Rin lui avait dit que la sorcière s’était transformée en une bête, quelque chose d’inhumain.
Un monstre né d’Hydra, issu de la lignée de la Fondatrice. C’est exactement ce que Salinger avait dit.
… C’était comme… une prophétie.
… Pourquoi un sorcier emprisonné serait-il capable de prédire l’apparition de Vichyssoise ?
La sueur perlait sur son visage.
Tout cela faisait partie d’un plan non détecté par les Lou.
Quelque part, sans la reine et Alice, un complot était en marche.
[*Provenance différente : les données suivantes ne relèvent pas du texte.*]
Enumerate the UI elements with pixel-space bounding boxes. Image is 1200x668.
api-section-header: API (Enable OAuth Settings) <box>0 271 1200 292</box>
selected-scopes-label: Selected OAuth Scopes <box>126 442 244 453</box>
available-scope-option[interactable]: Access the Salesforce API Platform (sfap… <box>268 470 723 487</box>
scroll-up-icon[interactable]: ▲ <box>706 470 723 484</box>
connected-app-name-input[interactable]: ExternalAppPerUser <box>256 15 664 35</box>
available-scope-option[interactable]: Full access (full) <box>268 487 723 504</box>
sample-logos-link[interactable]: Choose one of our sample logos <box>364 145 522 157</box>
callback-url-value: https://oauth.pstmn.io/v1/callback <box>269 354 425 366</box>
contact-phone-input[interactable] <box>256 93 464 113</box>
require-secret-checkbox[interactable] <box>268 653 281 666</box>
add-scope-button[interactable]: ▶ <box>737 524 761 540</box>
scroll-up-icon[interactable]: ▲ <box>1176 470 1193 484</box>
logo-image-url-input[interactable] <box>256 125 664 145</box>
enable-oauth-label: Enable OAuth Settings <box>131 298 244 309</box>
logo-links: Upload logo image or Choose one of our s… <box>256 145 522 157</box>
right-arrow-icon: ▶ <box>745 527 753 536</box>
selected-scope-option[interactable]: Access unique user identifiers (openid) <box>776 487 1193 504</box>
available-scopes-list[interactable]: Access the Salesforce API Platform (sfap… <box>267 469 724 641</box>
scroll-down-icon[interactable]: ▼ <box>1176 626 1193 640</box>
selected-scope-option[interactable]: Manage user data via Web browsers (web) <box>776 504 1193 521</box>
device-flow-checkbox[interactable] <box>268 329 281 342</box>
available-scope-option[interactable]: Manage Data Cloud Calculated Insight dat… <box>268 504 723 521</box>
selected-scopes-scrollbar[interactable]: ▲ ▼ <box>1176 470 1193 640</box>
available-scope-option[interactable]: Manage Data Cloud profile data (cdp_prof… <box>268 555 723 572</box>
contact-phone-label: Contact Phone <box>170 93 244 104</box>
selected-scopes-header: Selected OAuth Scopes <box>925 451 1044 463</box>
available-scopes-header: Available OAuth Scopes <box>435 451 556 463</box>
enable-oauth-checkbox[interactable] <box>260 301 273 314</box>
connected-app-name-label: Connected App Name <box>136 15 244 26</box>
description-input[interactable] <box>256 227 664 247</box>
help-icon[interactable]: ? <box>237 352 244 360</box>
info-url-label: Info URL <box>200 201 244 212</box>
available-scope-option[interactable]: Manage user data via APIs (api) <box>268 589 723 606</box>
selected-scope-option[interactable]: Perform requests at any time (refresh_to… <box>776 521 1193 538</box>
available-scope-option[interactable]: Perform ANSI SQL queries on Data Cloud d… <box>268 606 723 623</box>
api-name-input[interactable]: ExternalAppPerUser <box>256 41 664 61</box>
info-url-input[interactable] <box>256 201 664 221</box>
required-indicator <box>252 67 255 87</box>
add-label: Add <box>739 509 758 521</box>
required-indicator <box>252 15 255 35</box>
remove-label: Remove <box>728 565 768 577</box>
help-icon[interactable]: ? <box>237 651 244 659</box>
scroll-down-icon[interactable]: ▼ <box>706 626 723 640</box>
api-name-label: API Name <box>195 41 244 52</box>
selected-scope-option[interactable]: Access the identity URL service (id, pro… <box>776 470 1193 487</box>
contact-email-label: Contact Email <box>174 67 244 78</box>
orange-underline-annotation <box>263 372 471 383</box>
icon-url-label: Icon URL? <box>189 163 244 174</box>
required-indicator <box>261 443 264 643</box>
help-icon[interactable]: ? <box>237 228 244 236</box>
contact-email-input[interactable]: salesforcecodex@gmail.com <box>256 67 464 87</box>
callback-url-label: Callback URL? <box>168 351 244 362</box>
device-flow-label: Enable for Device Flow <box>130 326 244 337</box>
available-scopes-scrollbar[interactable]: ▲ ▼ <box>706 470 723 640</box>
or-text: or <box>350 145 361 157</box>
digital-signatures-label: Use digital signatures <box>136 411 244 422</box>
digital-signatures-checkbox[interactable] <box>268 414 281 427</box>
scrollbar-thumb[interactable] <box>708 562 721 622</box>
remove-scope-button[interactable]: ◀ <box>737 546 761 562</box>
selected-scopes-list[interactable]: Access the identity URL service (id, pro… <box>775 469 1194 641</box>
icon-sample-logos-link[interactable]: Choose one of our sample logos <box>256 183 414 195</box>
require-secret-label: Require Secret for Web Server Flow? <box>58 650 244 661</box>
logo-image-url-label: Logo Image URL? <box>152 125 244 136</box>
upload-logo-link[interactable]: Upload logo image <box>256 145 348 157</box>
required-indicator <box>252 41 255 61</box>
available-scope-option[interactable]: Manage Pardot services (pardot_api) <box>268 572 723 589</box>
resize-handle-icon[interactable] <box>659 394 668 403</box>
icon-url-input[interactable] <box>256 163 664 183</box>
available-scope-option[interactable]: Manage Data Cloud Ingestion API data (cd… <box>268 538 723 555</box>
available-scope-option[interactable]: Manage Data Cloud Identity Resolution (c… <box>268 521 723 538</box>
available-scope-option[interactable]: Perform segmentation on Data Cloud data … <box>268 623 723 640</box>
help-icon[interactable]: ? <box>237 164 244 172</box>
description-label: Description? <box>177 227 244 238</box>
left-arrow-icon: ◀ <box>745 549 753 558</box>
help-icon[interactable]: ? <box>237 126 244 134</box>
Cela venait de se cimenter dans l’esprit d’Alice.
Où pourrait être le prisonnier en liberté en ce moment ? Avec quel objectif en tête s’était-il échappé de derrière les barreaux ?
« … »
Quelque chose avait bipé sur la table à côté du lit, indiquant un appel entrant.
« … Ce n’est pas à moi. Alice, c’est pour toi. »
« Rin ? »
Un appel d’urgence à cette heure de la nuit ? Que s’est-il passé ?
« Rin, qu’est-ce qui ne va pas ? »
« Je m’excuse de vous déranger à cette heure. Je voulais vous signaler que Lady Sisbell vient de se retirer dans ses quartiers. Et une autre question : Elle a l’intention de se rendre à l’État central demain comme prévu. »
La reine avait hoché la tête à côté d’Alice. La princesse avait placé l’appareil sur le lit pour qu’elles puissent toutes deux l’écouter.
« Son numéro de train et sa place sont exactement ceux que je vous ai rapportés cet après-midi. Je voyagerai avec eux en cachette, et elle aura aussi ses gardes. »
« … Les quatre, c’est ça ? »
« Oui. Des mercenaires qu’elle a engagés dans l’état indépendant d’Alsamira. »
Enfin, une unité impériale, mais ils essayaient de cacher ce détail à la reine. Alice n’était pas d’accord avec tout cela, mais elle pouvait faire confiance à Iska pour assurer la garde de Sisbell pendant leur voyage.
… Je n’aime pas que Sisbell s’accroche à lui.
… Mais tout sera fini demain.
Ils pourraient enfin mettre un terme à tout ça quand Sisbell arriverait dans l’état central. Toutes les questions en suspens seraient résolues. Le coupable du coup d’État et le mystère sur Vichyssoise seraient instantanément confirmés grâce à ses pouvoirs.
« Rin, » dit la reine.
« Oui, Votre Majesté ? »
« Merci pour le rapport. Je vais mettre mes subordonnés directs en attente au terminal demain, alors dites à Sisbell de partir par la quatrième porte. »
« Oui, Votre Majesté. Si c’est tout — . »
La communication avait été coupée. Reposant l’appareil silencieux sur la table, Alice avait poussé un léger soupir.
… J’ai tellement de choses en tête — du coup d’État au commentaire énigmatique de Salinger.
… Mais nous devons attendre jusqu’à demain.
Elle devait être patiente jusqu’au retour de sa sœur.
Demain, ces mystères seront résolus.